Les impôts sont une importante source de financement pour nos services publics, ceux-ci soutenant plusieurs personnes au Québec. Lorsqu’ils sont sous-financés, leur qualité et leur productivité diminuent, parfois au point de se voir abolis par manque de fonds. Dans ce cas, que feront les individus qui dépendent  de ces services puisqu’ils ne peuvent pas les « acheter »? Que valent ces services s’ils ne sont pas de qualité ou s’ils ne servent plus les citoyens?

Est-ce que le Canada profite des paradis fiscaux? – Extrait d’entrevue d’Alain Deneault

Shelleen Sterling

 

Éditorial

Suite à la Révolution industrielle qui débute vers la moitié du 18e siècle, un changement sociopolitique et économique survient. C’est la montée du capitalisme dont le fondement principal est la productivité. Au fur et à mesure que les entreprises prennent de l’expansion, la concurrence entre les entreprises augmente, ce qui les pousse à innover. Dans cette économie de marché où la concurrence règne, chaque entreprise se doit d’être plus concurrentielle pour se démarquer des autres.

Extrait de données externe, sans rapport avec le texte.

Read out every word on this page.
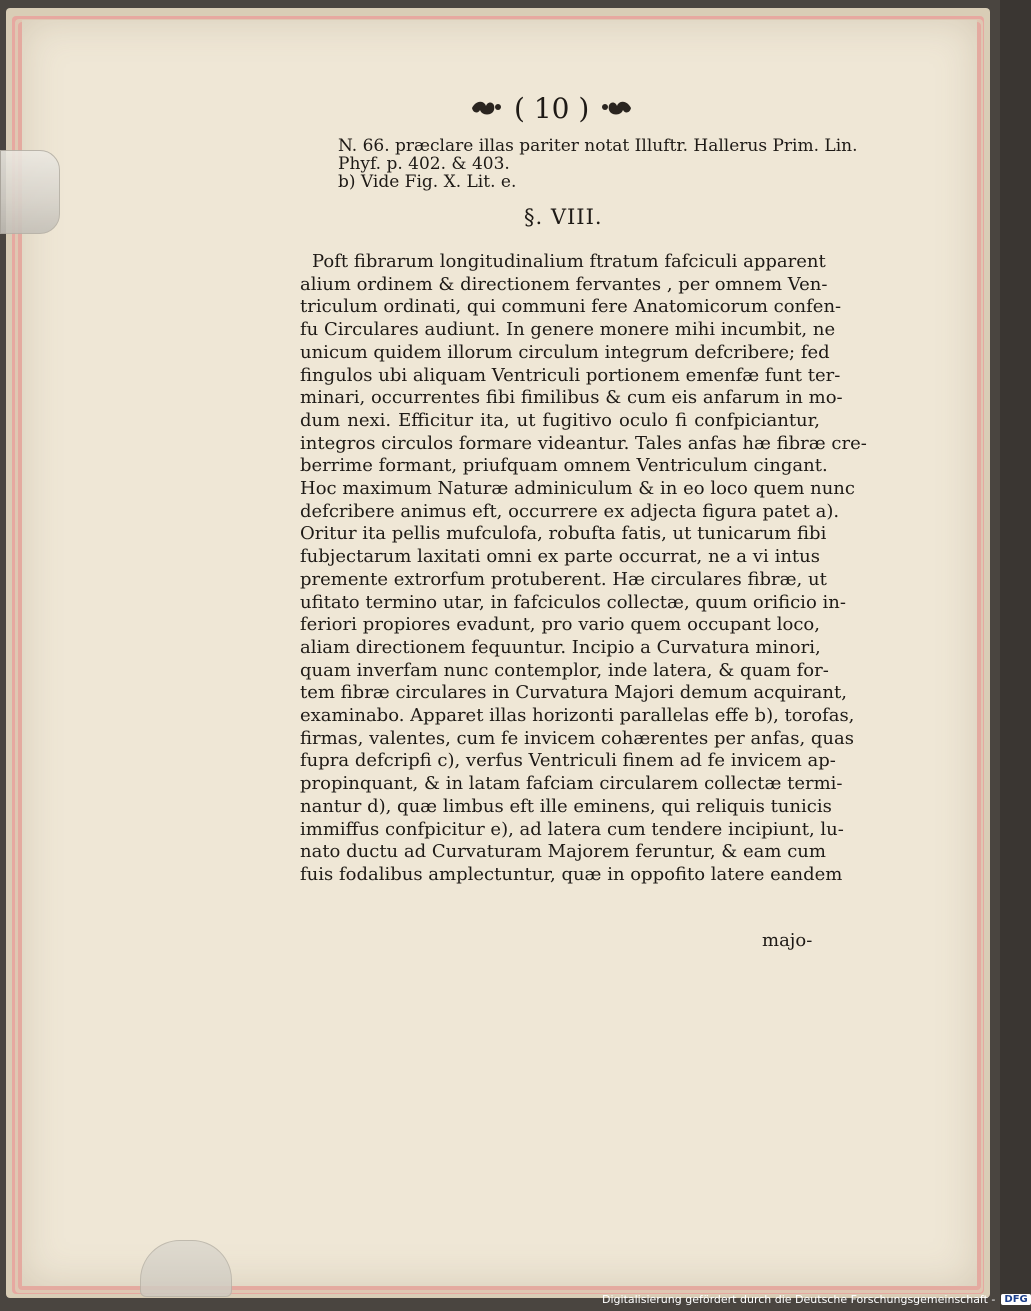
( 10 )
N. 66. præclare illas pariter notat Illuftr. Hallerus Prim. Lin.
Phyf. p. 402. & 403.
b) Vide Fig. X. Lit. e.
§. VIII.
Poft fibrarum longitudinalium ftratum fafciculi apparent
alium ordinem & directionem fervantes , per omnem Ven-
triculum ordinati, qui communi fere Anatomicorum confen-
fu Circulares audiunt. In genere monere mihi incumbit, ne
unicum quidem illorum circulum integrum defcribere; fed
fingulos ubi aliquam Ventriculi portionem emenfæ funt ter-
minari, occurrentes fibi fimilibus & cum eis anfarum in mo-
dum nexi. Efficitur ita, ut fugitivo oculo fi confpiciantur,
integros circulos formare videantur. Tales anfas hæ fibræ cre-
berrime formant, priufquam omnem Ventriculum cingant.
Hoc maximum Naturæ adminiculum & in eo loco quem nunc
defcribere animus eft, occurrere ex adjecta figura patet a).
Oritur ita pellis mufculofa, robufta fatis, ut tunicarum fibi
fubjectarum laxitati omni ex parte occurrat, ne a vi intus
premente extrorfum protuberent. Hæ circulares fibræ, ut
ufitato termino utar, in fafciculos collectæ, quum orificio in-
feriori propiores evadunt, pro vario quem occupant loco,
aliam directionem fequuntur. Incipio a Curvatura minori,
quam inverfam nunc contemplor, inde latera, & quam for-
tem fibræ circulares in Curvatura Majori demum acquirant,
examinabo. Apparet illas horizonti parallelas effe b), torofas,
firmas, valentes, cum fe invicem cohærentes per anfas, quas
fupra defcripfi c), verfus Ventriculi finem ad fe invicem ap-
propinquant, & in latam fafciam circularem collectæ termi-
nantur d), quæ limbus eft ille eminens, qui reliquis tunicis
immiffus confpicitur e), ad latera cum tendere incipiunt, lu-
nato ductu ad Curvaturam Majorem feruntur, & eam cum
fuis fodalibus amplectuntur, quæ in oppofito latere eandem
majo-
Digitalisierung gefördert durch die Deutsche Forschungsgemeinschaft - DFG
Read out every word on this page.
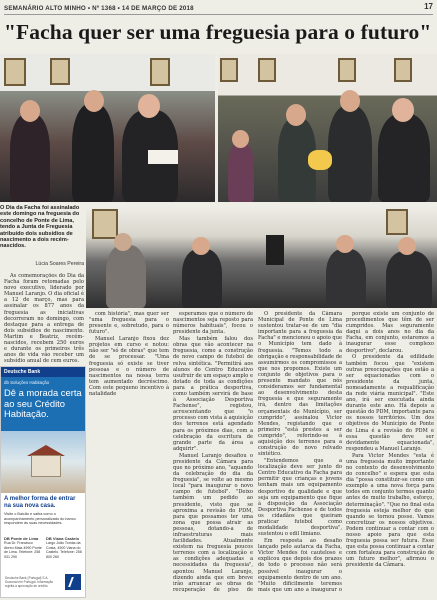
SEMANÁRIO ALTO MINHO • Nº 1368 • 14 DE MARÇO DE 2018	17
"Facha quer ser uma freguesia para o futuro"
O Dia da Facha foi assinalado este domingo na freguesia do concelho de Ponte de Lima, tendo a Junta de Freguesia atribuído dois subsídios de nascimento a dois recém-nascidos.
Lúcia Soares Pereira

As comemorações do Dia da Facha foram retomadas pelo novo executivo, liderado por Manuel Laranjo. O dia oficial é a 12 de março, mas para assinalar os 877 anos da freguesia as iniciativas decorreram no domingo, com destaque para a entrega de dois subsídios de nascimento. Martim e Beatriz, recém-nascidos, recebem 250 euros e durante os primeiros três anos de vida vão receber um subsídio anual de cem euros.

com história", mas quer ser "uma freguesia para o presente e, sobretudo, para o futuro".

Manuel Laranjo fixou dez projetos em curso e notou: não ser "só de obras" que tem de se processar. "Uma freguesia só existe se tiver pessoas e o número de nascimentos na nossa terra tem aumentado decréscimo. Com este pequeno incentivo à natalidade

esperamos que o número de nascimentos seja reposto para números habituais", focou o presidente da junta.

Mas também falou dos obras que vão acontecer na freguesia, como a construção de novo campo de futebol de relva sintética. "Permitirá aos alunos do Centro Educativo usufruir de um espaço amplo e dotado de toda as condições para a prática desportiva, como também servirá de base à Associação Desportiva Fachense", registou, acrescentando que "o processo com vista à aquisição dos terrenos está agendado para os próximos dias, com a celebração da escritura de grande parte da área a adquirir".

Manuel Laranjo desafiou o presidente da Câmara para que no próximo ano, "aquando da celebração do dia da freguesia", se volte ao mesmo local "para inaugurar o novo campo de futebol". "Deixo também um pedido ao presidente, visto que se aproxima a revisão do PDM, para que possamos ter uma zona que possa atrair as pessoas, dotando-a de infraestruturas mais facilidades. Atualmente existem na freguesia poucos terrenos com a localização e as condições adequadas a necessidades da freguesia", apontou Manuel Laranjo, dizendo ainda que em breve irão arrancar as obras de recuperação de piso de

O presidente da Câmara Municipal de Ponte de Lima sustentou tratar-se de um "dia importante para a freguesia da Facha" e mencionou o apoio que o Município tem dado à freguesia. "Temos todo a obrigação e responsabilidade de assumirmos os compromissos a que nos propomos. Existe um conjunto de objetivos para o presente mandato que nós consideramos ser fundamental ao desenvolvimento desta freguesia e que seguramente irá, dentro das limitações orçamentais do Município, ser cumprido", assinalou Victor Mendes, registando que o primeiro "está prestes a ser cumprido", referindo-se à aquisição dos terrenos para a construção do novo relvado sintético.

"Entendemos que a localização deve ser junto do Centro Educativo da Facha para permitir que crianças e jovens tenham mais um equipamento desportivo de qualidade e que seja um equipamento que fique à disposição da Associação Desportiva Fachense e de todos os cidadãos que queiram praticar futebol como modalidade desportiva", sustentou o edil limiano.

Em resposta ao desafio lançado pelo autarca da Facha, Victor Mendes foi cauteloso e explicou que depois dos prazos de todo o processo não será possível inaugurar o equipamento dentro de um ano. "Muito dificilmente teremos mais que um ano a inaugurar o

porque existe um conjunto de procedimentos que têm de ser cumpridos. Mas seguramente daqui a dois anos no dia da Facha, em conjunto, estaremos a inaugurar esse complexo desportivo", declarou.

O presidente da edilidade também focou que "existem outras preocupações que estão a ser equacionadas com o presidente da junta, nomeadamente a requalificação da rede viária municipal". "Este ano, irá ser executada ainda durante este ano. Há depois a questão do PDM, importante para os nossos territórios. Um dos objetivos do Município de Ponte de Lima é a revisão do PDM e essa questão deve ser devidamente equacionada", respondeu a Manuel Laranjo.

Para Victor Mendes "esta é uma freguesia muito importante no contexto do desenvolvimento do concelho" e espera que esta dia "possa constituir-se como um exemplo a uma nova força para todos em conjunto termos quanto antes de muito trabalho, esforço, determinação". "Que no final esta freguesia esteja melhor do que quando se tornou posse. Vamos concretizar os nossos objetivos. Podem continuar a contar com o nosso apoio para que esta freguesia possa ser futura. Esse que esta possa continuar a contar com fortaleza para construção de um futuro melhor", afirmou o presidente da Câmara.

Deutsche Bank
db Soluções Habitação
Dê a morada certa ao seu Crédito Habitação.
A melhor forma de entrar na sua nova casa.
Visite o Balcão e saiba como o acompanhamento personalizado do banco respondem às suas necessidades.
DB Ponte de Lima
Rua Dr. Francisco Abreu Maia 4990 Ponte de Lima. Telefone: 258 931 290
DB Viana Castelo
Largo João Tomás da Costa, 4900 Viana do Castelo. Telefone: 258 800 260
Deutsche Bank (Portugal) S.A. Sucursal em Portugal. Informação sujeita a aprovação de crédito.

C’est ici que les paradis fiscaux entrent en jeu. Ils offrent aux entreprises la possibilité d’optimiser leur fiscalité en ne payant pas ou peu d’impôts sur leur revenu. Cependant, cette sortie de capital du pays d’origine entraine un enjeu majeur qu’est l’évasion fiscale. Cela a des répercussions d’importance sur la société puisque l’impôt est une forme de justice sociale. En ces temps de compressions budgétaires, il devient crucial de se pencher sur cette sortie d’argent, causée par les paradis fiscaux, qui autrement devrait être redistribuée dans les services publics comme l’éducation et la santé. Plusieurs questions surgissent à propos de l’éthique, la moralité, la légalité et la légitimité concernant l’utilisation des paradis fiscaux. D’où viennent-ils? Quels sont leurs rôles et leur ampleur dans la société? Quels sont les avantages et les désavantages pour les différents acteurs impliqués? Quelles sont les solutions aux problèmes qu’ils entrainent? Donc, l’objectif de recherche de cet article est d’expliquer les enjeux économiques, sociologiques, historiques et géographiques des paradis fiscaux, de façon objective en illustrant les conséquences positives et négatives ainsi que les solutions.

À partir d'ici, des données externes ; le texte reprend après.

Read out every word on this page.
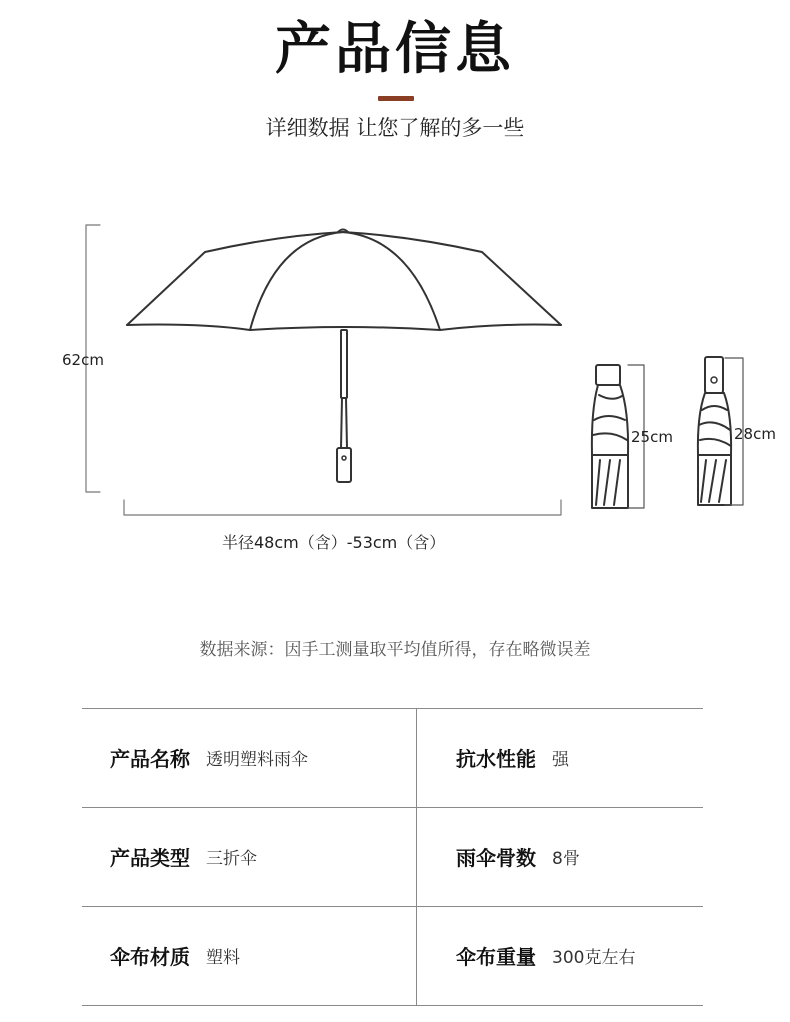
产品信息
详细数据 让您了解的多一些
62cm
半径48cm（含）-53cm（含）
25cm	28cm
数据来源：因手工测量取平均值所得，存在略微误差
产品名称 透明塑料雨伞	抗水性能 强
产品类型 三折伞	雨伞骨数 8骨
伞布材质 塑料	伞布重量 300克左右
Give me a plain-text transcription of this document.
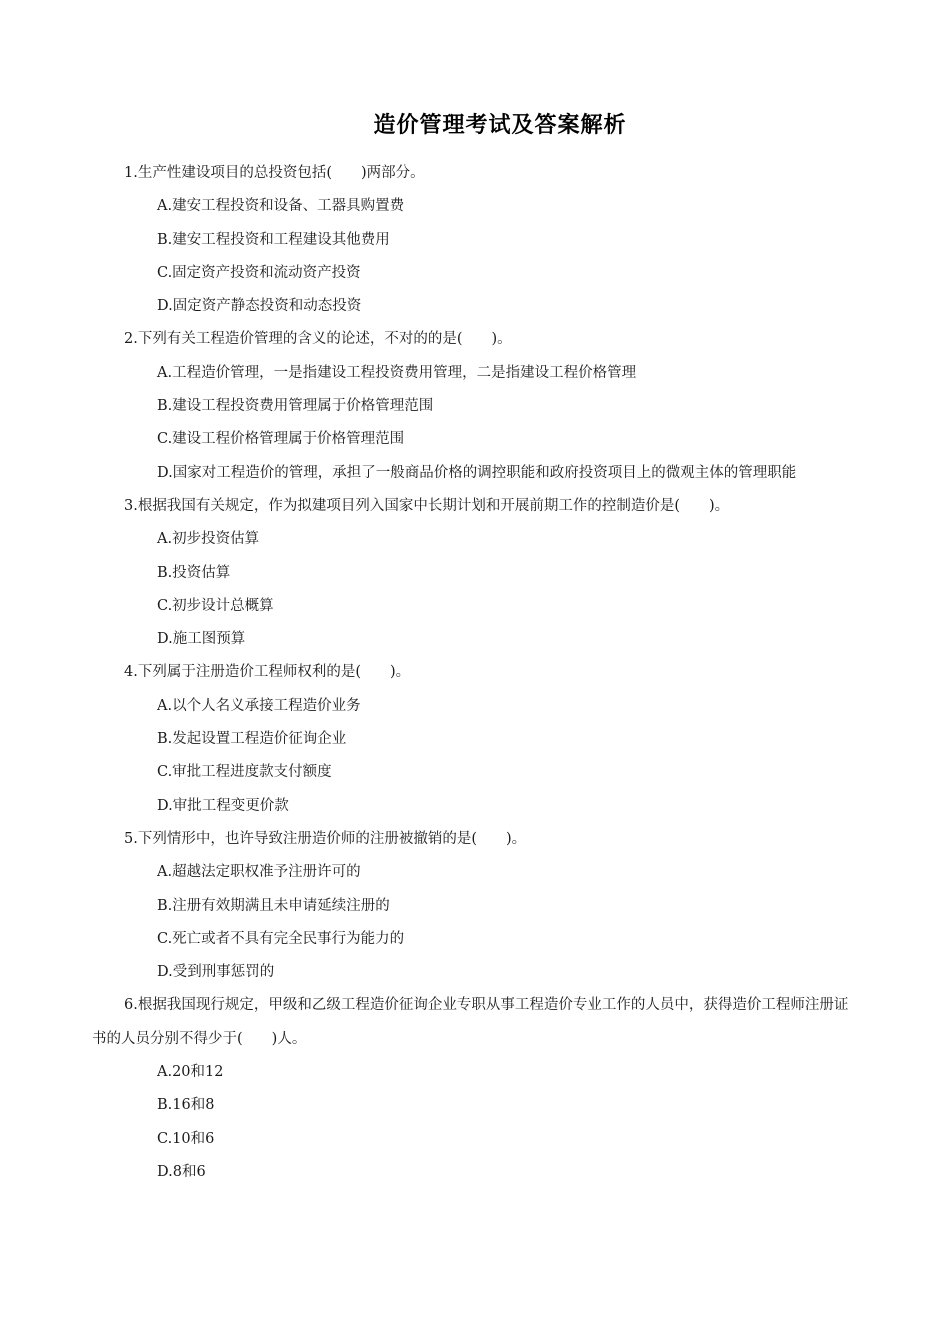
造价管理考试及答案解析

1.生产性建设项目的总投资包括(　　)两部分。

A.建安工程投资和设备、工器具购置费

B.建安工程投资和工程建设其他费用

C.固定资产投资和流动资产投资

D.固定资产静态投资和动态投资

2.下列有关工程造价管理的含义的论述，不对的的是(　　)。

A.工程造价管理，一是指建设工程投资费用管理，二是指建设工程价格管理

B.建设工程投资费用管理属于价格管理范围

C.建设工程价格管理属于价格管理范围

D.国家对工程造价的管理，承担了一般商品价格的调控职能和政府投资项目上的微观主体的管理职能

3.根据我国有关规定，作为拟建项目列入国家中长期计划和开展前期工作的控制造价是(　　)。

A.初步投资估算

B.投资估算

C.初步设计总概算

D.施工图预算

4.下列属于注册造价工程师权利的是(　　)。

A.以个人名义承接工程造价业务

B.发起设置工程造价征询企业

C.审批工程进度款支付额度

D.审批工程变更价款

5.下列情形中，也许导致注册造价师的注册被撤销的是(　　)。

A.超越法定职权准予注册许可的

B.注册有效期满且未申请延续注册的

C.死亡或者不具有完全民事行为能力的

D.受到刑事惩罚的

6.根据我国现行规定，甲级和乙级工程造价征询企业专职从事工程造价专业工作的人员中，获得造价工程师注册证书的人员分别不得少于(　　)人。

A.20和12

B.16和8

C.10和6

D.8和6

Alors, selon nous, même si le phénomène est connu, les citoyens sentent une forme d’impuissance face aux problèmes soulevés par les paradis fiscaux. Ils s’aperçoivent que même leur gouvernement facilite l’évasion fiscale grâce à des politiques comme l’accord de non double imposition avec la Barbade, où l’individu peut y transférer son argent, payer les impôts qui sont quasi nuls dans ce pays et ensuite rapatrier ses fonds au Canada. De plus, ils sentent la réticence du gouvernement à appliquer les solutions pourtant connues, car certains membres en profitent aussi. Plusieurs peuvent croire que le parti conservateur au pouvoir commence à agir pour délégitimer les paradis fiscaux grâce à de nouvelles lois. Or, ce regain d’intérêt pour les paradis fiscaux en période d’élections fédérales à l’automne 2015 et d’austérité budgétaire semble opportun pour le gouvernement puisque son but est de se faire réélire. Mais l’État et les entreprises trouvent toujours un moyen d’éviter le fisc en contournant les lois d’une façon ou d’une autre.

Donc, la population, voyant que le seul moyen d’abolir les paradis fiscaux est que le gouvernement le fasse lui-même, ne voit pas de quelle façon elle pourrait agir contre l’évasion fiscale. Cette impuissance n’est pas une indication de l’indifférence du peuple, mais plutôt le résultat d’un manque de ressources pour agir contre les réticences du gouvernement.